The RFS’ corn price spike has set off a multi-billion-dollar chain reaction throughout the U.S. economy that heaps additional food and commodity costs on farmers, food manufacturers, chain restaurants, food retailers and, ultimately, American consumers and families.  Simply put, the RFS is costing Americans more to put food on the table, whether from a chain restaurant or a supermarket store.  

It is time for Congress to take the RFS off the menu by repealing this misguided law.

The RFS mandate creates an artificial use for corn which is the foundation of America’s food chain and creates a chain reaction which artificially and unfairly increases corn’s demand, which in turn substantially raises its price.  Since enactment of the RFS in 2005, the price of a bushel of corn has risen 300 percent! Today, over 42 percent of the corn produced in the U.S. is now diverted from food and feed to make fuel, and the number continues to climb each and every year.  That’s saying something when you consider that the U.S. is currently the world’s largest producer of corn.

The RFS is not just saddling Americans families with increased costs, if allowed to continue, it will hurts small business owners and operators by curtailing expansion, job growth and competiveness.  

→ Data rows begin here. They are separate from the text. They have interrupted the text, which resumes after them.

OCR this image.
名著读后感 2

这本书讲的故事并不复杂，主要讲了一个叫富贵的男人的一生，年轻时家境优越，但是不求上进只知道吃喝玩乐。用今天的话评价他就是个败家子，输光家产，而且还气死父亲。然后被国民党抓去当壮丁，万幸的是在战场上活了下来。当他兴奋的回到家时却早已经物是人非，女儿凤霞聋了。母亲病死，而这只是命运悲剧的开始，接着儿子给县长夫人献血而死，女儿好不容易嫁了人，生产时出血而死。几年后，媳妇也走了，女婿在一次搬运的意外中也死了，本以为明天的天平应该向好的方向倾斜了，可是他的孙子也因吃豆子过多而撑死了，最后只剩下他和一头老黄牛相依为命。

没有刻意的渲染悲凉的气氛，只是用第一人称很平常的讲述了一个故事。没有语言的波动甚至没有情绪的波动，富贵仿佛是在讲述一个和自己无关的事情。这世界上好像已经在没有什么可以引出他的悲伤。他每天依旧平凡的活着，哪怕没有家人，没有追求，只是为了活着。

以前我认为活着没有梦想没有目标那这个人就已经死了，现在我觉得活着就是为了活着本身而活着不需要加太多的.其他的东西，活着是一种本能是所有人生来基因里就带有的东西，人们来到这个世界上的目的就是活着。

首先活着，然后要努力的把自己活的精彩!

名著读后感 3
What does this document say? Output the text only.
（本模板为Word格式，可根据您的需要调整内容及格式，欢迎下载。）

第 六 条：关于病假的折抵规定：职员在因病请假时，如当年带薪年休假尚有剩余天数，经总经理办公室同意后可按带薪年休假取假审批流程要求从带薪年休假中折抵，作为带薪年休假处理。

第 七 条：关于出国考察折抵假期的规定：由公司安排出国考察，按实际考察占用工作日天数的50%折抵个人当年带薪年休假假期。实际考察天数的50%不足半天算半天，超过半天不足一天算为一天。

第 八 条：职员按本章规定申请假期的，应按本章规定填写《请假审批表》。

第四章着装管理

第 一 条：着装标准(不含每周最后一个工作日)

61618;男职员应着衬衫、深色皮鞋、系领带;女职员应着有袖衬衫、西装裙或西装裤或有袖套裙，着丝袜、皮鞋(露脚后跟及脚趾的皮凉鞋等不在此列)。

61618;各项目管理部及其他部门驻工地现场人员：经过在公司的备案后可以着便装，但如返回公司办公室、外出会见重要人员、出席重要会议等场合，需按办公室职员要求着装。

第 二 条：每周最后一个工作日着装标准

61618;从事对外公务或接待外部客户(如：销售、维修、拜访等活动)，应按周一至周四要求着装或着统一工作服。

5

A recent study by PricewaterhouseCoopers revealed that chain restaurants face an additional 10 percent in food costs annually because of the RFS and found that the mandate increases all types of food and commodity prices, driving up the price of pork by 15 percent, eggs by 11 percent, potatoes by 13 percent and corn products by more than 26 percent.   The thousands of local small businesses owners who operate chain restaurants pay an additional $3.2 billion in food costs every year due to the RFS mandate.  While many of these small businesses are bearing the burden (an average of $18,000 per year per restaurant) and absorbing the increased costs, others aren’t able to withstand the pressure

This situation is unsustainable but is one that can be fixed by Congress. 

Throughout America, chain restaurants are neighborhood-based, job-creating small businesses that are more than just restaurants -- they serve as important partners who support local organizations and invest in their communities. 

Our small businesses and food chain partners are mobilizing to bring the message about food fairness to lawmakers in Washington in the coming weeks and months.  Americans already have a hard enough time feeding their families.  Government should not burden them even more. 

It is time to put food first and to take the RFS off the menu.   

Green is the executive director of the National Council of Chain Restaurants, the leading trade association exclusively representing chain restaurant companies.